We know ahead of time how many "files" there are in a query - so we can use that to build up all those layers that do the task chain.

In [11]:
# The layers that will each pick off a file.
n_files_in_sx_query = len(sd_filelist)
file_finder_layers = [
    SXFileFetcher(f"sx_fetcher_{i}", f"sx_fetcher_{i-1}" if i > 0 else None)
    for i in range(n_files_in_sx_query)
]
output_names = [s for ss in file_finder_layers for s in ss.get_output_keys()]
assert len(output_names) == n_files_in_sx_query, "We should have one output per file finder layer"

# The layer that does the loading has to be hooked up to all these previous layers.
loader_layer = URLoaderLayer("uproot_loader", "ur-loader-layer", output_names)

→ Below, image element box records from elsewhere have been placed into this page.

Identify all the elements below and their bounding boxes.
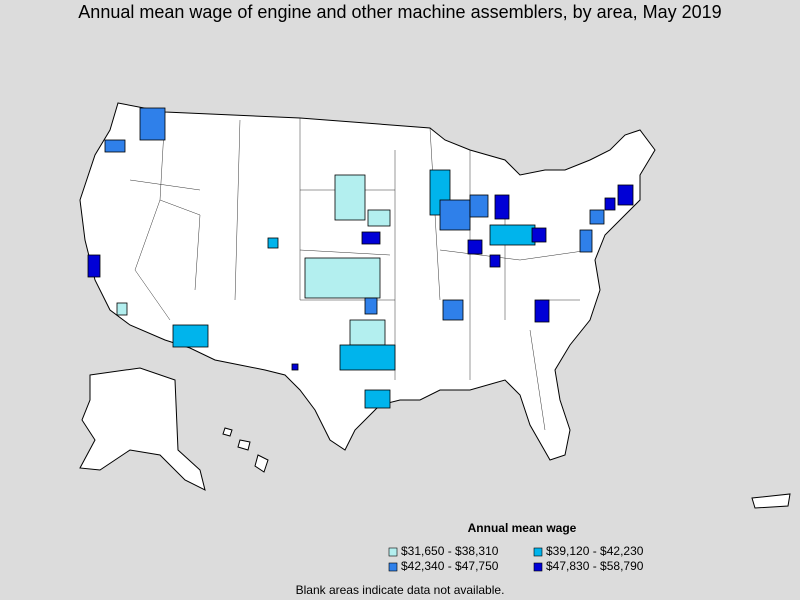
legend: $31,650 - $38,310 $39,120 - $42,230 $42,34… <box>388 544 644 573</box>
legend-label: $39,120 - $42,230 <box>546 544 644 558</box>
wage-area <box>442 299 464 321</box>
wage-area <box>604 197 616 211</box>
wage-area <box>489 254 501 268</box>
hawaii <box>237 439 251 451</box>
wage-area <box>116 302 128 316</box>
legend-label: $31,650 - $38,310 <box>401 544 499 558</box>
us-map <box>79 102 791 509</box>
wage-area <box>339 344 396 371</box>
wage-area <box>617 184 634 206</box>
legend-label: $42,340 - $47,750 <box>401 559 499 573</box>
wage-area <box>291 363 299 371</box>
legend-swatch <box>388 547 398 557</box>
legend-swatch <box>533 562 543 572</box>
wage-area <box>172 324 209 348</box>
wage-area <box>579 229 593 253</box>
wage-area <box>469 194 489 218</box>
wage-area <box>367 209 391 227</box>
wage-area <box>589 209 605 225</box>
wage-area <box>534 299 550 323</box>
wage-area <box>104 139 126 153</box>
legend-title: Annual mean wage <box>468 521 577 535</box>
title: Annual mean wage of engine and other mac… <box>78 2 721 22</box>
wage-area <box>267 237 279 249</box>
legend-swatch <box>388 562 398 572</box>
wage-areas <box>87 107 634 409</box>
legend-swatch <box>533 547 543 557</box>
wage-area <box>439 199 471 231</box>
footnote: Blank areas indicate data not available. <box>296 583 505 597</box>
alaska <box>79 367 206 491</box>
wage-area <box>494 194 510 220</box>
wage-area <box>364 389 391 409</box>
wage-area <box>467 239 483 255</box>
state-borders <box>129 111 591 431</box>
wage-area <box>531 227 547 243</box>
hawaii <box>222 427 233 437</box>
hawaii <box>254 454 269 473</box>
wage-area <box>304 257 381 299</box>
wage-area <box>87 254 101 278</box>
wage-area <box>139 107 166 141</box>
wage-area <box>349 319 386 346</box>
legend-label: $47,830 - $58,790 <box>546 559 644 573</box>
wage-area <box>489 224 536 246</box>
puerto-rico <box>751 493 791 509</box>
wage-area <box>361 231 381 245</box>
wage-area <box>334 174 366 221</box>
wage-area <box>364 297 378 315</box>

# Now, the high level layer...
hlg = HighLevelGraph(
    layers={f.name: f for f in file_finder_layers + [loader_layer]},
    dependencies={
        **{loader_layer.name: {s.name for s in file_finder_layers}},
        **{s.name: set() for s in file_finder_layers}
    }
)

# And finally the array...
ar = dak.core.new_array_object(hlg, "uproot_loader", meta=metadata, npartitions=n_files_in_sx_query)

In [12]:
ar.JetPt[ar.JetPt > 100.0].compute()





## Downsides

This will work. Some issues...

* The SX query will be made from anywhere in the cluster. So the user's `servicex.yaml` file will need to be available everywhere. Or it would have to be made available in every client.
* With 1000's of files, you'll get tuples that are 1000 URL's long being passed around inside of DASK (about 150Kb max, I would guess).

But some really nice things:

* The data load from `minio` will be from across the cluster - no single machine will be doing this - so a very distributed way to load the data.